Fear is really the beginning of failure. I lived with fear, studied with fear and wrote examinations with fear. The football i have always loved, I didn't play. I worked to the best of my ability but it didn't work. I failed as feared. Saddened and depressed but I have always known that there are life challenges that Allah has ordained for individuals.I was not brave to tell people that I didn't make it through. I feared for my reputation. Told a few friends about it and thought they would spread the news. Parent and siblings didn't even tell their friends. Maybe because I failed them all and the disappointment they couldn't contain which I was deeply sorry for.

Though its been two years now. I still don't have the courage to face anyone and tell them but the fact that I still meet people who calls me Doctor or thinks I still study medicine makes me neurotic and causes me serious headaches and psychological disorder. If you are reading this now, I hope I still have my reputation intact and you still think I am great because I think I am more. I have a bigger dream and I am envious of what I would become in years to come. I am requesting from you to tell your friends that might not see this as it is really important to my state of mind. I am tired of cutting people off. I am already tired of staying away from people who loves me. I hope I don't fail you all again and i hope we don't talk about all these when we meet because I don't really like consolations. I also hope you don't show me affection out of pity.

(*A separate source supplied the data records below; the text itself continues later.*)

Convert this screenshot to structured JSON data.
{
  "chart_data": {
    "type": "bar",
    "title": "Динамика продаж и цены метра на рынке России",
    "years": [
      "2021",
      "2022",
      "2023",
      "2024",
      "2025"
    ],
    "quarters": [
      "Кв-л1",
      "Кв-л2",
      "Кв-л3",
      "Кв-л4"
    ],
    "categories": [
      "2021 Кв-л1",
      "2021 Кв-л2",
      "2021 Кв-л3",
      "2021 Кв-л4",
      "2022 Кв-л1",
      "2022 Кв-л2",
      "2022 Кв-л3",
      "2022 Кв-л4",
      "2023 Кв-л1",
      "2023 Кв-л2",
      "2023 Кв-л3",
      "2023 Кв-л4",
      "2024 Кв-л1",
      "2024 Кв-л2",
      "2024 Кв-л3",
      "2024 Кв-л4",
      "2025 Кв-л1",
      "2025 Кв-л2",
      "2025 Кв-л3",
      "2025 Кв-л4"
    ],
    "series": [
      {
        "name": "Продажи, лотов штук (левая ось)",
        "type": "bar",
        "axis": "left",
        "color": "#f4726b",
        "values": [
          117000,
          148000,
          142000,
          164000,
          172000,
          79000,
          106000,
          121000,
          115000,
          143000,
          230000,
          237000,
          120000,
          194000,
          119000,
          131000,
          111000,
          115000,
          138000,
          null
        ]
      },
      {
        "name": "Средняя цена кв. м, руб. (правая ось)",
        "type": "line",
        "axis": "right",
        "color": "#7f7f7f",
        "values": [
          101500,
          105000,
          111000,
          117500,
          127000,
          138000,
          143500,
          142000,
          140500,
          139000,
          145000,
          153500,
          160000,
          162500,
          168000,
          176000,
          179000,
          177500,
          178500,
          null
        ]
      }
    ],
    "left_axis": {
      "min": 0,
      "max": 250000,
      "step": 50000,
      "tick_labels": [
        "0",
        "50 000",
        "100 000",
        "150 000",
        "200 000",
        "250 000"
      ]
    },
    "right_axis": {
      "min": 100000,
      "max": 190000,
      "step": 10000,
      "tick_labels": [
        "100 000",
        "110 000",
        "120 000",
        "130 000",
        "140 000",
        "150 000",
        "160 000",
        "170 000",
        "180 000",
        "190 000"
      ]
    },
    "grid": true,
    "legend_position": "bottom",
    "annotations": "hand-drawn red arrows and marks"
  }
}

I am not secretive but just very sensitive. Although, I don't smile much these days, became quite more quiet and had myself come down to earth core, I am still very shy, naive, humble, respectful and respectable. I am still your clueless little kid who goes from one street to another to play football with younger kids. I may be grown up with beards but I am not different from a kid who cries for teddy bears. I am telling you all these so that you don't have any expectations of the grown up me at the moment because I am also looking forward to what I would be like in years to come. I hope to find peace soon and I pray everyone get healed from whatever challenges we are facing and have all our prayers answered.